2026–27 Federal Budget Proposals: Key Tax Reform Measures Explained
Treasurer Jim Chalmers handed down the 2026–27 Federal Budget on 12 May 2026, announcing a range of proposed tax reforms affecting employees, investors, and businesses.
1. Negative Gearing Reform
The Government proposes to limit negative gearing concessions to newly built residential properties from 1 July 2027, with the aim of encouraging additional housing supply.
For investors considering the purchase of established residential properties, the inability to offset rental losses against employment income may significantly affect after-tax investment returns. Investors should carefully assess the tax implications before proceeding with any residential property investment.
2. Capital Gains Tax (CGT) Reform
The Government proposes significant changes to the CGT regime from 1 July 2027. The new rules will apply only to capital gains accrued after that date.
Key proposed changes include:
• Replacing the current 50% CGT discount with an inflation-indexed approach that taxes only real capital gains.
• Introducing a proposed minimum 30% tax rate on capital gains (subject to future legislative detail).
• Allowing investors in newly built residential properties to choose between the existing 50% discount method and the new inflation-indexation method.
3. Minimum Tax on Discretionary Trusts
From 1 July 2028, the Government proposes introducing a minimum tax rate of 30% on distributions made through discretionary trusts, subject to certain exceptions.
This measure is expected to significantly reduce the tax advantages associated with distributing trust income among lower-income adult family members.

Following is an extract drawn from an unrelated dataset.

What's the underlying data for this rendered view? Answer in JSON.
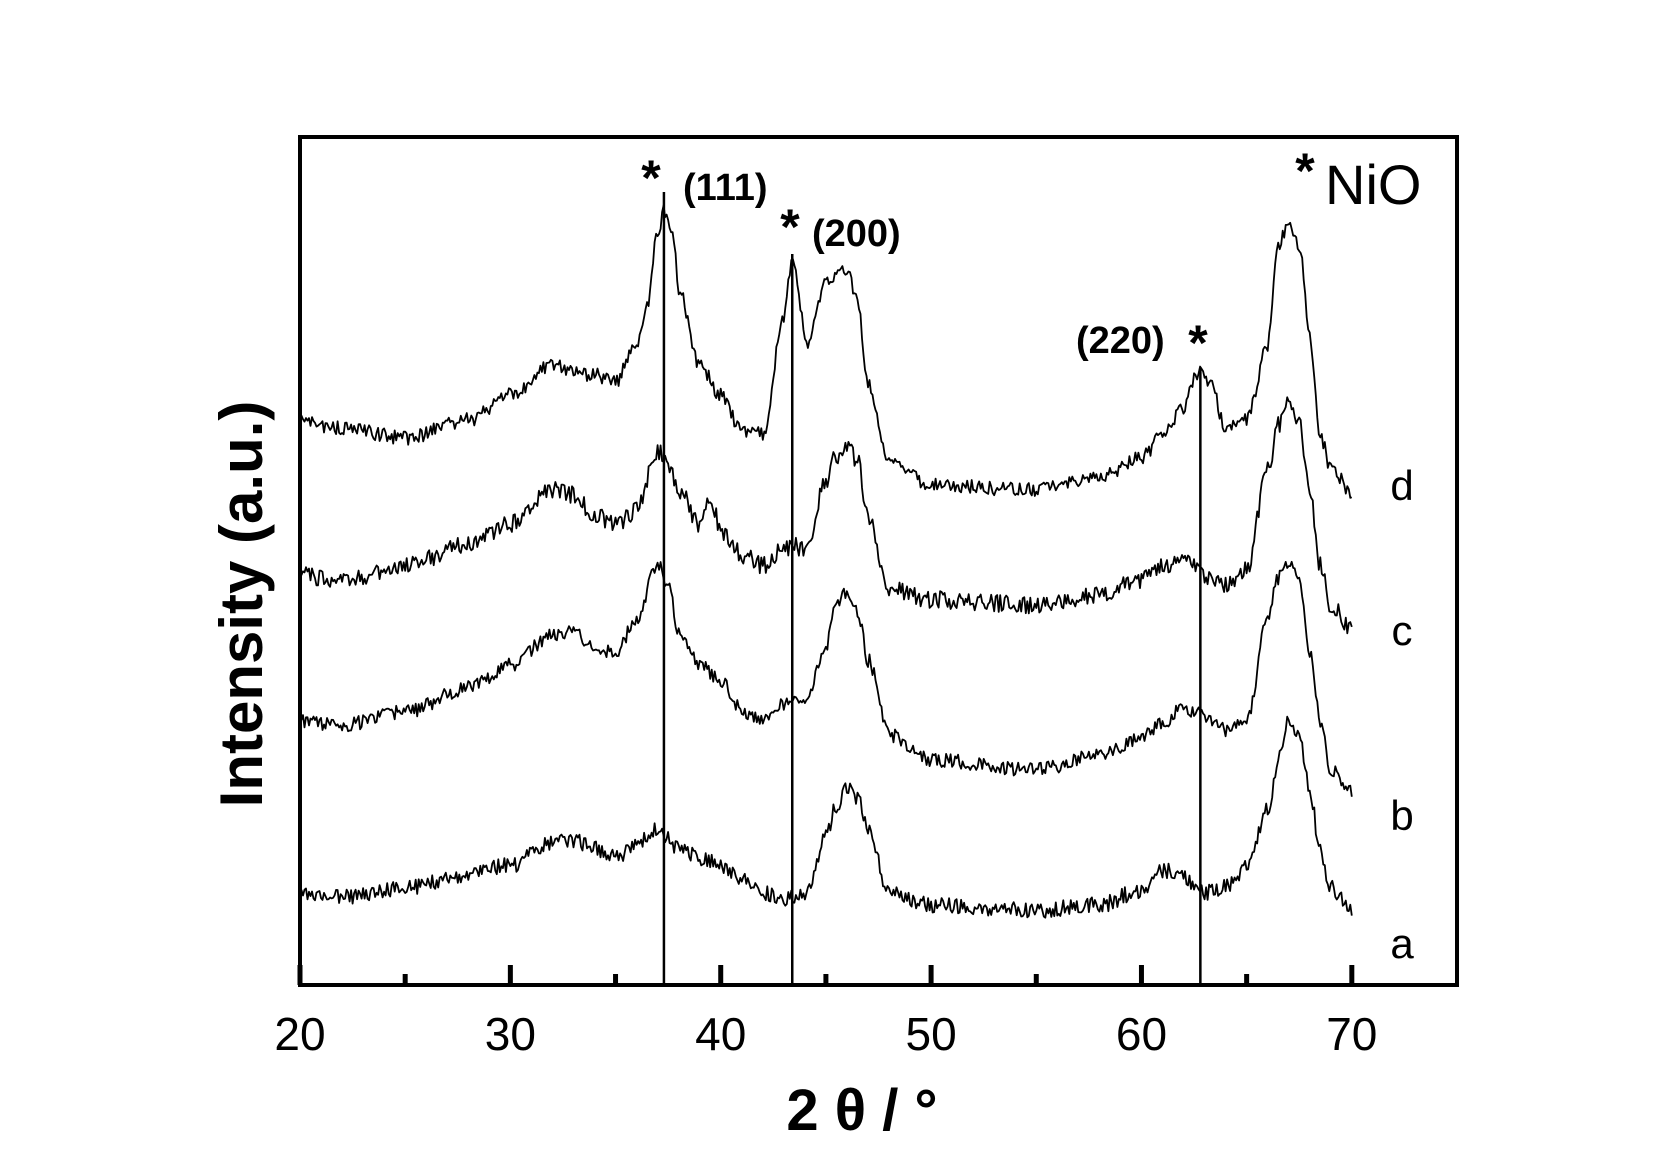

Three-Year Restructuring Transition Period
To assist small businesses and families wishing to restructure their affairs, the Government proposes providing three years of rollover relief commencing from 1 July 2027.
Trust structures that may be affected should review their long-term succession and tax planning strategies well in advance.
4. Other Proposed Tax Measures
In addition to the above structural reforms, the Budget includes a range of measures aimed at simplifying compliance and supporting economic activity.
• A new $250 annual tax offset is proposed from the 2027–28 income year onwards.
• From 2026–27, eligible employees will be able to claim a standard deduction of up to $1,000 for work-related expenses without maintaining detailed substantiation records.
• From 2026–27, eligible companies will be able to carry current-year tax losses back against tax paid in the previous two income years.
• From 1 July 2026, the $20,000 instant asset write-off for eligible small businesses with annual turnover under $10 million is proposed to become a permanent feature of the tax system.
• From 2028–29, eligible start-up businesses operating for less than two years may be able to receive refunds for tax losses. Refunds will be capped by the amount of Fringe Benefits Tax (FBT) and PAYG withholding tax paid on employee wages.
• Electric Vehicle FBT Concessions:
From 1 April 2027, eligible electric vehicles valued above $75,000 will receive a permanent 25% Fringe Benefits Tax discount.
Eligible electric vehicles valued at $75,000 or less will continue to receive a full FBT exemption where the fringe benefit arrangement commenced before 1 April 2029.
As the 2025–26 financial year draws to a close, now is an ideal time to review your tax planning strategies.
Whether you are a property investor, hold assets through a family trust, or operate a small business, it is important to assess how these proposed reforms may affect your long-term financial and tax position.
Disclaimer
This article provides general information only and is based on proposals announced in the 2026–27 Federal Budget. At the time of publication, the measures remain subject to the legislative process and may change before becoming law.
This article does not constitute legal, taxation, or investment advice. You should seek advice from a registered tax agent or qualified professional adviser before making any financial or tax-related decisions.